Ice fishing has a way of punishing the unprepared. You drive out to a frozen lake at dawn, drill your hole, and then realize the one thing you left behind is the thing you needed most. Ice Fishy was built specifically to prevent that moment — it gives you a structured checklist you can run through before departure, covering your equipment and everything else that needs to be in order before you head out.
What the app actually does
- Provides a pre-departure checklist to go through your gear and supplies before leaving home
- Lets you check off items one by one so nothing gets overlooked in the rush
- Helps you structure your preparations in a clear, organized way rather than relying on memory
- Works equally well for beginners and experienced fishermen who want every detail under control
Design and feel
The app leads with simplicity. The loading screen sets the mood immediately — a semi-realistic winter landscape of snow-covered pine trees, a frozen lake surface with cracked ice, and a cyan sonar pulse animation playing over the water. The icon carries the same arctic energy: bold 3D lettering, leaping red-orange fish, an open tackle box, and scattered gold coins against snowy mountain peaks. Visually, it commits to the ice fishing atmosphere without cluttering the actual utility underneath.
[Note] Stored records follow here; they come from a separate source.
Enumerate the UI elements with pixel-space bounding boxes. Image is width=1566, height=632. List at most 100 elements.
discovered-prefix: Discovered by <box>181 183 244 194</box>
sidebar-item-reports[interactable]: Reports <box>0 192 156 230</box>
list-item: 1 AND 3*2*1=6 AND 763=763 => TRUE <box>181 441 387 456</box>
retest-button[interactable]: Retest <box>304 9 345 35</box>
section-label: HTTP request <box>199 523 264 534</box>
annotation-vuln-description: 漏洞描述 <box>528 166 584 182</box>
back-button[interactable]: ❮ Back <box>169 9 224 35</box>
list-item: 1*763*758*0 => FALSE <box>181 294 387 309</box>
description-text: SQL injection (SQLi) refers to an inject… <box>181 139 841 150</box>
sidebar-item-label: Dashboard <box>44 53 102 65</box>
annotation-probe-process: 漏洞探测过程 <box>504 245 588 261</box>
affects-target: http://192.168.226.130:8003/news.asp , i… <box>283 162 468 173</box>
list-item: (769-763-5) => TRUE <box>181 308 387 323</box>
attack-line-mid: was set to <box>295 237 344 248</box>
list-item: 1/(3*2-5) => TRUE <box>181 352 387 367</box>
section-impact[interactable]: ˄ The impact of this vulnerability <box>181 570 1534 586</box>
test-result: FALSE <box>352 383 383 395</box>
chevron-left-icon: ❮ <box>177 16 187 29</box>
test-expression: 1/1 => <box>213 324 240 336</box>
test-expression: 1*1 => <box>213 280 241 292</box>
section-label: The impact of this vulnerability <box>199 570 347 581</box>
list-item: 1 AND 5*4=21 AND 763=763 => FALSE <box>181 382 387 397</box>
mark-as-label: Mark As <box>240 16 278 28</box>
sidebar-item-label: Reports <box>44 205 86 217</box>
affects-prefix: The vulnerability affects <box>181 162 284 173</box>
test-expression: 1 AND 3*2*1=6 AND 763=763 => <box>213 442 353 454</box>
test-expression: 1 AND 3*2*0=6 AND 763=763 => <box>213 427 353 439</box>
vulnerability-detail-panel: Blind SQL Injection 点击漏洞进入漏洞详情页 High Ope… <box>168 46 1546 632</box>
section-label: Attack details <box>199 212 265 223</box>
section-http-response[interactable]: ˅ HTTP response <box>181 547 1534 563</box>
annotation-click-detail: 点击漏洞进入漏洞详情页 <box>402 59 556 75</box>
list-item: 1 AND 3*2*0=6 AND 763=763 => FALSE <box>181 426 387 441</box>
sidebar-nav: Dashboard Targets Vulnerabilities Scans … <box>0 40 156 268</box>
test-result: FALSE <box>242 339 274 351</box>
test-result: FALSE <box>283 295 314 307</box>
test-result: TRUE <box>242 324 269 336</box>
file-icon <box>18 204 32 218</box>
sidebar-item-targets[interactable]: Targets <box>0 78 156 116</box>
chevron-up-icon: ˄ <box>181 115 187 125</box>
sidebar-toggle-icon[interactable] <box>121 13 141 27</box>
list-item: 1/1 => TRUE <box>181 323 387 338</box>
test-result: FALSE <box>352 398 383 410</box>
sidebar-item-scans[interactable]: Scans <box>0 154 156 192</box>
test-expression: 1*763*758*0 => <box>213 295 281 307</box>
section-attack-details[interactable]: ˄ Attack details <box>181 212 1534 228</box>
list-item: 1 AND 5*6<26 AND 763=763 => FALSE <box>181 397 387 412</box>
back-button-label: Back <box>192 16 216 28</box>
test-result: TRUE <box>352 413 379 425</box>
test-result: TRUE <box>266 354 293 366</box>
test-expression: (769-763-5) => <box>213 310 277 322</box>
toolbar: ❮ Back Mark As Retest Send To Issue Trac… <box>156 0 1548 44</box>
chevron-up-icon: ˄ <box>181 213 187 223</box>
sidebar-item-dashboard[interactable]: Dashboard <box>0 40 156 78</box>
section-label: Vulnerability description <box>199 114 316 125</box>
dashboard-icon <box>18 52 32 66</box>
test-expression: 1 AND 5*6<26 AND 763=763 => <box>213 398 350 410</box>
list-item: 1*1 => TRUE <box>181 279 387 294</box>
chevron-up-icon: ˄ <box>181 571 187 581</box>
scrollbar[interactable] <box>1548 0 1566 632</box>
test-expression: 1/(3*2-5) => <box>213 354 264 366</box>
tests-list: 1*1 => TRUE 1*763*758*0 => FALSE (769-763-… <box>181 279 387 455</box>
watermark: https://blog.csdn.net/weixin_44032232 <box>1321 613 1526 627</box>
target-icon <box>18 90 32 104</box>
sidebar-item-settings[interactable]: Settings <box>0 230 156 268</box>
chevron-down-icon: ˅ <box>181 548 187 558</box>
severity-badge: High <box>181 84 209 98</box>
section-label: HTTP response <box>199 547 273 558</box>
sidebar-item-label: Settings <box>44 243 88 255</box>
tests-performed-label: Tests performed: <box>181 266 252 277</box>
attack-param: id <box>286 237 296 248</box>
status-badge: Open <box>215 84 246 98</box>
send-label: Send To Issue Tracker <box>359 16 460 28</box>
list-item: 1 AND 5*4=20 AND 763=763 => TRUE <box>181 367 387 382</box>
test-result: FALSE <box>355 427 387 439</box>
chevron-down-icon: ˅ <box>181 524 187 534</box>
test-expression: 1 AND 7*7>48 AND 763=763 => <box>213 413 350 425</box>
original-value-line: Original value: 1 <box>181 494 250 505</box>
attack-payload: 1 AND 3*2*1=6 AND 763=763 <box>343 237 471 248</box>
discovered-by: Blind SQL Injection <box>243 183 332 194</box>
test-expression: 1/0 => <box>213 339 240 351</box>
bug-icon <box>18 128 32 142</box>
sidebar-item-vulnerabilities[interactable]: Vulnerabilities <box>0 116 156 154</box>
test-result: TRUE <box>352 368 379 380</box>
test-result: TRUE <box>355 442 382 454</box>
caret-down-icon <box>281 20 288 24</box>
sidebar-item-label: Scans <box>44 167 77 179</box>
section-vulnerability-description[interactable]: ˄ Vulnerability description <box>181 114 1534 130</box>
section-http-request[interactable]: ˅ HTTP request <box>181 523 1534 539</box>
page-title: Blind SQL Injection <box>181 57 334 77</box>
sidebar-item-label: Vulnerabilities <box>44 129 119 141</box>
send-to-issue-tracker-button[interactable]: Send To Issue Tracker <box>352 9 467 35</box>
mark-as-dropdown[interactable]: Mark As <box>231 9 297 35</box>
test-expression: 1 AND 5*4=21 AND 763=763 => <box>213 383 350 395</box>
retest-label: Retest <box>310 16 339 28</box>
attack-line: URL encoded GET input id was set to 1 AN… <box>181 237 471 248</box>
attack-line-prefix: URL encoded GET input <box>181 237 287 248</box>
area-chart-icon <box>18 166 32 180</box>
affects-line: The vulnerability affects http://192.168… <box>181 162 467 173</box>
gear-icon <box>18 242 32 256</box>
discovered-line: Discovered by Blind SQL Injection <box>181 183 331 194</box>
Where the spinning wheel fits in
Beyond the checklist, Ice Fishy includes a prize spinning wheel — a game element with alternating red and blue segments labeled with fish categories like HUGE FISH, BIG ORANGE FISH, MEDIUM FISH, and a SECRET prize. A fishing rod serves as the wheel's pointer, and wins are announced in large golden 3D numerals — x180, x322 — with gold coins flying across the screen and celebration screens featuring a large golden fish character or an excited player avatar. The wheel mechanic shares its DNA with classic reel-based formats: the same anticipation of a pointer settling on a segment, the same burst of coins and light when a big multiplier lands.
A note on accessibility
Several areas would benefit from attention. The spinning wheel segments are differentiated by alternating red and blue colors only, which creates problems for users with red-green color blindness. Radio buttons and toggle switches communicate their selected state through color alone, without additional pattern or label support. The donut chart in the companion screens uses three closely related shades of blue. Some interactive elements — including radio buttons, checkboxes, and slider thumbs — may not meet the recommended 44×44 point minimum touch target size.